U.S. District Judge Mary S. Scriven on Wednesday also ordered Anile to forfeit his interest in multiple pieces of real property, including a luxury residence in Sarasota, high-end vehicles, currency, gold coins and silver bars, all that he purchased with money from the fraud. The judge also ordered him to pay $53.27 million in restitution, according to the U.S. Attorney’s Office in Tampa.

Anile’s actions with Oasis destroyed the lives of his investor victims, said Brian Payne, special agent in charge at IRS Criminal Investigation.

“Oasis International not only fraudulently depleted the life savings of its investors, many of them seniors, but also caused their victims and families untold mental anguish, emotional distress and broken trust,” Payne stated in a news release. “These offenses are most heinous, and we are proud to stand with our law enforcement partners to bring these crooks to task.”

Federal regulators shut down the Oasis operation in April 2019, claiming CEO Michael J. DaCorta, Anile and others fraudulently misappropriated the majority of the $72 million they raised from investors, and lost the rest in forex trading.

They are accused of using investors’ funds to pay for homes, exotic vacations, sports tickets, pet supplies, loans to family members, and college and study-abroad tuition.

Court documents state $28.9 million was used for Ponzi payments, or fresh investor funds paid to earlier clients who wanted to withdraw money.
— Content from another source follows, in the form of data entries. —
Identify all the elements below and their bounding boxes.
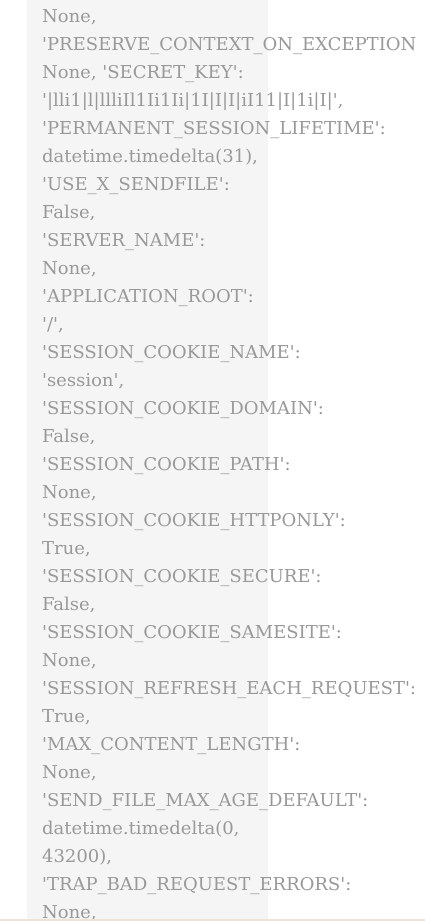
code-line: 'SESSION_COOKIE_PATH': (42, 454, 291, 475)
code-line: None, 'SECRET_KEY': (42, 62, 244, 83)
code-line: 'session', (42, 370, 125, 391)
document-page: None, 'PRESERVE_CONTEXT_ON_EXCEPTION None,… (0, 0, 425, 921)
code-line: None, (42, 482, 97, 503)
code-line: False, (42, 202, 96, 223)
code-line: 'SESSION_COOKIE_HTTPONLY': (42, 510, 346, 531)
code-line: False, (42, 426, 96, 447)
code-line: datetime.timedelta(0, (42, 818, 240, 839)
code-line: 'SESSION_COOKIE_SECURE': (42, 566, 322, 587)
code-line: 'PRESERVE_CONTEXT_ON_EXCEPTION (42, 34, 417, 55)
code-line: 'SESSION_REFRESH_EACH_REQUEST': (42, 678, 417, 699)
code-line: True, (42, 706, 91, 727)
code-line: '|lli1|l|llliIl1Ii1Ii|1I|I|I|iI11|I|1i|I… (42, 90, 344, 111)
code-line: 'SESSION_COOKIE_DOMAIN': (42, 398, 324, 419)
code-line: 'SEND_FILE_MAX_AGE_DEFAULT': (42, 790, 369, 811)
code-line: None, (42, 258, 97, 279)
code-line: 'MAX_CONTENT_LENGTH': (42, 734, 301, 755)
code-line: 'SESSION_COOKIE_SAMESITE': (42, 622, 342, 643)
code-line: '/', (42, 314, 64, 335)
code-line: 'USE_X_SENDFILE': (42, 174, 230, 195)
code-line: False, (42, 594, 96, 615)
code-line: None, (42, 6, 97, 27)
code-line: 'SERVER_NAME': (42, 230, 206, 251)
code-line: 'APPLICATION_ROOT': (42, 286, 254, 307)
code-line: None, (42, 762, 97, 783)
code-line: True, (42, 538, 91, 559)
code-line: datetime.timedelta(31), (42, 146, 258, 167)
config-code-block: None, 'PRESERVE_CONTEXT_ON_EXCEPTION None,… (42, 3, 425, 921)
code-line: 'PERMANENT_SESSION_LIFETIME': (42, 118, 386, 139)
code-line: None, (42, 902, 97, 921)
code-line: 'SESSION_COOKIE_NAME': (42, 342, 301, 363)
code-line: None, (42, 650, 97, 671)
code-line: 43200), (42, 846, 113, 867)
code-line: 'TRAP_BAD_REQUEST_ERRORS': (42, 874, 352, 895)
Some $7.8 million purchased homes in Lakewood Ranch for DaCorta, Anile and Oasis principal Francisco “Frank” Duran, and for the office on Longboat Key. Another $6.9 million covered such personal expenses as private plane charters, luxury automobiles, gold coins and silver ingots.

DaCorta was charged with fraud crimes in December. He has pleaded not guilty and is scheduled for trial in May 2021, court records show.

The Oasis fraud ranks near the top among the numerous Ponzi-type scams that cheated Southwest Florida investors in recent years.

Arthur Nadel, probably the most notorious local scammer, cost his clients more than $160 million. Sarasota’s Beau Diamond, a foreign exchange trader, took $7 million from clients and lost another $22 million in trading. Money managers John and Marian Morgan of Sarasota were convicted of stealing $28 million from 87 victims. Gary and Todd Smith, two former advertising executives from North Carolina, were sentenced to prison terms for swindling $63 million from investors in Sarasota and elsewhere.

Oasis told clients their money was invested risk free and would yield a minimum 12% per year. The two Oasis pools claimed returns of 21% in 2018, but they actually lost 96% of their value, the Commodity Futures Trading Commission stated in a civil enforcement action it filed in April 2019.

A court-appointed received has been seizing assets from Oasis and its principals to recover money for investors.

According to the U.S. Attorney’s Office in Tampa, Anile created offshore entities, secured broker-dealer licenses, drafted promissory notes and disclosures, monitored incoming wire transactions, directed outgoing wire transactions and interacted with victim-investors to help carry out the scheme. He and other conspirators also developed and administered a “back office” operation – a secure website that falsely depicted account balances and earnings – to convince victim-investors that their principal balances were safe and earning money.